ガン患者へのことば

坂本龍一の闘病記が高い注目を浴びている。2020年に直腸がんの転移をみつけ、6回の手術を受けているという。
NYの病院にかかっていた坂本さんが、仕事で帰国したときに、こんな対応があったらしい。

日本の病院で最初に診てくださった腫瘍内科の先生には、『何もしなければ余命半年ですね』と、はっきり告げられました。かつ、既に放射線治療で細胞がダメージを受けているので、もうこれ以上同じ治療はできないと。加えて彼は、『強い抗ガン剤を使い、苦しい化学療法を行っても、5年の生存率は50%です』と言います。きっとそれは、統計に基づいた客観的な数字なのでしょう。
 でも、仮にエビデンスを示したとしても、患者に対しての言い方ってもんがあるだろう、と正直頭にきてしまいました。こちらに希望を与えないような悲観的な断定をされ、ショックで落ち込んでしまった。有名な先生だと聞きましたが、ぼくとは相性が悪いのかもしれないと思いました」
\『新潮』7月号

母が通う、J医科大でも同じことが起こった。
スキルスの胃がんで、ステージ4という診断がついていたが、

「手術はできないです。まあこのままだと可哀そうだから、抗がん剤も検討しようということです。」

進行が早ければ、数週間の命ということもあり得る。「末期ですから、末期」とまで口走った。この女医は、入院当初から、「患者に希望を与えない」ような言葉の選び方をする人だった。
月に1回の診察でも、なんらかのストレスを患者や家族に与え続けていて、それに気づかない様子だ。

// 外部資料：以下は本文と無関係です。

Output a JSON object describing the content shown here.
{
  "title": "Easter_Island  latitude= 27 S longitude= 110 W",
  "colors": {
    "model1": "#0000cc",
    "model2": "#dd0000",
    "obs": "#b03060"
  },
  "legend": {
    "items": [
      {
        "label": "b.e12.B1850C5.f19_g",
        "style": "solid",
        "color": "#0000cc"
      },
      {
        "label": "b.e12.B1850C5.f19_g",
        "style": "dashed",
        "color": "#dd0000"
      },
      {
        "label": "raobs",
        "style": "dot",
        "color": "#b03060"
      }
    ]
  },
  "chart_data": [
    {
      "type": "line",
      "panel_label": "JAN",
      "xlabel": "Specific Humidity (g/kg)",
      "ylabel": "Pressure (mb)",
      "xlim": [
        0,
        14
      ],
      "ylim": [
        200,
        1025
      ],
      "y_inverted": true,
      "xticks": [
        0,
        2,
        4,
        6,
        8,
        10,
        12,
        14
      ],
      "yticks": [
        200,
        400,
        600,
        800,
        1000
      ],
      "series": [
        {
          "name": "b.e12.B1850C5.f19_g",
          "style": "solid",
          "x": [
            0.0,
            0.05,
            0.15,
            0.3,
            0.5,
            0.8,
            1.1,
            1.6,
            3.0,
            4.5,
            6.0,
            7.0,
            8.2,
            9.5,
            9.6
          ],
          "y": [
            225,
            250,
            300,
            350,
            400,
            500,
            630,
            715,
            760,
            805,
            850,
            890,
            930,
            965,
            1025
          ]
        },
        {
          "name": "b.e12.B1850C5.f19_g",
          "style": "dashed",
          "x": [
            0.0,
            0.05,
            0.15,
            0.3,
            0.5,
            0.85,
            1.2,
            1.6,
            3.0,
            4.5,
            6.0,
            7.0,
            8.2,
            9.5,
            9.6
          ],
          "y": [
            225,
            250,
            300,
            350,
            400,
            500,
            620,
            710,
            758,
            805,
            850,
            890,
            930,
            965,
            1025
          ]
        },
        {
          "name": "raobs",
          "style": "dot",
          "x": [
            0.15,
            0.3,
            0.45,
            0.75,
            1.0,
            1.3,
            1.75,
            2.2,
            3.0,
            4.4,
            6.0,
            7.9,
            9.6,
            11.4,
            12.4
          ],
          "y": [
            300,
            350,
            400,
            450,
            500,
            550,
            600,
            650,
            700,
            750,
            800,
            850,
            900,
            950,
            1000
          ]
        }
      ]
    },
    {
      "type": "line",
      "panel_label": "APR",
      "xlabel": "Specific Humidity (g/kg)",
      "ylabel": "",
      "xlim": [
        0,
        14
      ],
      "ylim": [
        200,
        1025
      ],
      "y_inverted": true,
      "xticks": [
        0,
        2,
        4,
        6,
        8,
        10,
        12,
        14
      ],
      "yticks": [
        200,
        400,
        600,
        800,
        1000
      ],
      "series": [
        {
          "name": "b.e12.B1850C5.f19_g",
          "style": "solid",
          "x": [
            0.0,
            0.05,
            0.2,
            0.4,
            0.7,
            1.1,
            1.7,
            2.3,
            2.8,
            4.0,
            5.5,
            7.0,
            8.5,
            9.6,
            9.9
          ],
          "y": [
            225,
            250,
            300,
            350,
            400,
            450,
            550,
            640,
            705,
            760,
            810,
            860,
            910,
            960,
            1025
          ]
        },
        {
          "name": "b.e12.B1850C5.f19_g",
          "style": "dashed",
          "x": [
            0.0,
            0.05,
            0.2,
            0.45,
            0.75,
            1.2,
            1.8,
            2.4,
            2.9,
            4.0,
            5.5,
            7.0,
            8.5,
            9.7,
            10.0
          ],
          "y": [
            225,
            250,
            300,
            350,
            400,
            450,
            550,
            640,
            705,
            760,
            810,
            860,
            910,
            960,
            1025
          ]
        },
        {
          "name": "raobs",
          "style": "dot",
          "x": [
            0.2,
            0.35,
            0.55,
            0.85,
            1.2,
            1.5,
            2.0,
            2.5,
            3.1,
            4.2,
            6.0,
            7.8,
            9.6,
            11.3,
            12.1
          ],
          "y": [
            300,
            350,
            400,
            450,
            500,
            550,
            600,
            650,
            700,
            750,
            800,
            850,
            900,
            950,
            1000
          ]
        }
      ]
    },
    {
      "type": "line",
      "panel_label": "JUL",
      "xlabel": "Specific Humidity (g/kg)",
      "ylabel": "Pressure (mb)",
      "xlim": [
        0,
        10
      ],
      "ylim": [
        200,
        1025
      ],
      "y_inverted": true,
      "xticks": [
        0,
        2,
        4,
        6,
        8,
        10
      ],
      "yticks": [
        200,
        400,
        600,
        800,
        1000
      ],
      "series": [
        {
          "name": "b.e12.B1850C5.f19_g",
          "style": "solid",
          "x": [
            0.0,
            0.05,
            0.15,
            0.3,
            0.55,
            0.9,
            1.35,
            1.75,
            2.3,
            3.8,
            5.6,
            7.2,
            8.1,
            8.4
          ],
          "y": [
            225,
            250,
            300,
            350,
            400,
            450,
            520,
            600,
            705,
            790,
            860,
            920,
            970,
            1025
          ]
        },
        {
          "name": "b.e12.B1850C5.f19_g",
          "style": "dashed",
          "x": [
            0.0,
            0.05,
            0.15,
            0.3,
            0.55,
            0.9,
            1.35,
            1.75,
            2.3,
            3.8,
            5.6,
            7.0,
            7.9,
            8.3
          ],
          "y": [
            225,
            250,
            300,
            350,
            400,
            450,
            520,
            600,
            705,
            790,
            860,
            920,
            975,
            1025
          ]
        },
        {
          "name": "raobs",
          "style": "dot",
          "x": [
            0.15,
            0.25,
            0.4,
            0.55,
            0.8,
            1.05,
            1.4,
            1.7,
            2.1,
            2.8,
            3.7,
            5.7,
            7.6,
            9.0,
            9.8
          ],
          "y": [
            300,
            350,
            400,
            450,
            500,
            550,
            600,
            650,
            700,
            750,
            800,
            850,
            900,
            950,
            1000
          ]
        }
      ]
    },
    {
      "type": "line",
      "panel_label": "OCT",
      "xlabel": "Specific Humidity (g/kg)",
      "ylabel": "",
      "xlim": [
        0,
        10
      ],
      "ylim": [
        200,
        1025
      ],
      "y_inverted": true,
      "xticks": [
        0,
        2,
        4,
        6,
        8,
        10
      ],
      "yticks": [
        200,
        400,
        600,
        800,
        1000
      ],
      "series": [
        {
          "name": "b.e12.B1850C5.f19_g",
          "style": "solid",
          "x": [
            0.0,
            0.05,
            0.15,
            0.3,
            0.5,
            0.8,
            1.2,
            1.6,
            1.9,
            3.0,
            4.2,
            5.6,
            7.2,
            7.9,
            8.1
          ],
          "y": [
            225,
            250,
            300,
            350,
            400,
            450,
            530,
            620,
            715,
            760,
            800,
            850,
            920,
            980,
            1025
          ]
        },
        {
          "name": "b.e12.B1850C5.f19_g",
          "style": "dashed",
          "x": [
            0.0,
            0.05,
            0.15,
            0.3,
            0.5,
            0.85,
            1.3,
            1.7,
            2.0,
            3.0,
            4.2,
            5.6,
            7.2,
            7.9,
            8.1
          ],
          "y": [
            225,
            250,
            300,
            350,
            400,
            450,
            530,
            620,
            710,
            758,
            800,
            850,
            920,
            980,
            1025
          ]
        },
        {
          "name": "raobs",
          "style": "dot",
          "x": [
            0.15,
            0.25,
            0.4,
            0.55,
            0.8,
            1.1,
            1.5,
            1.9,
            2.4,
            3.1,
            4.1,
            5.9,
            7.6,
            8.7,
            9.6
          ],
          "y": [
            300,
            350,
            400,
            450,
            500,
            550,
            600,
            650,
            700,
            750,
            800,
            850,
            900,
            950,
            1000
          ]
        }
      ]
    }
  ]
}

この外科医は30代だと思うが、なにか大事なものが欠落しているように思える。
一方、抗がん剤を担当する腫瘍内科の医師は、「やっかいな病気だけど、なんとか頑張りたいです」「初対面なのに、こんな話をしてごめんなさい」と丁寧に言葉を選びながら、診察してくれた。
医療の手前で、患者を殺す医師もいれば、こんな風に励ましてくれる医師もいる。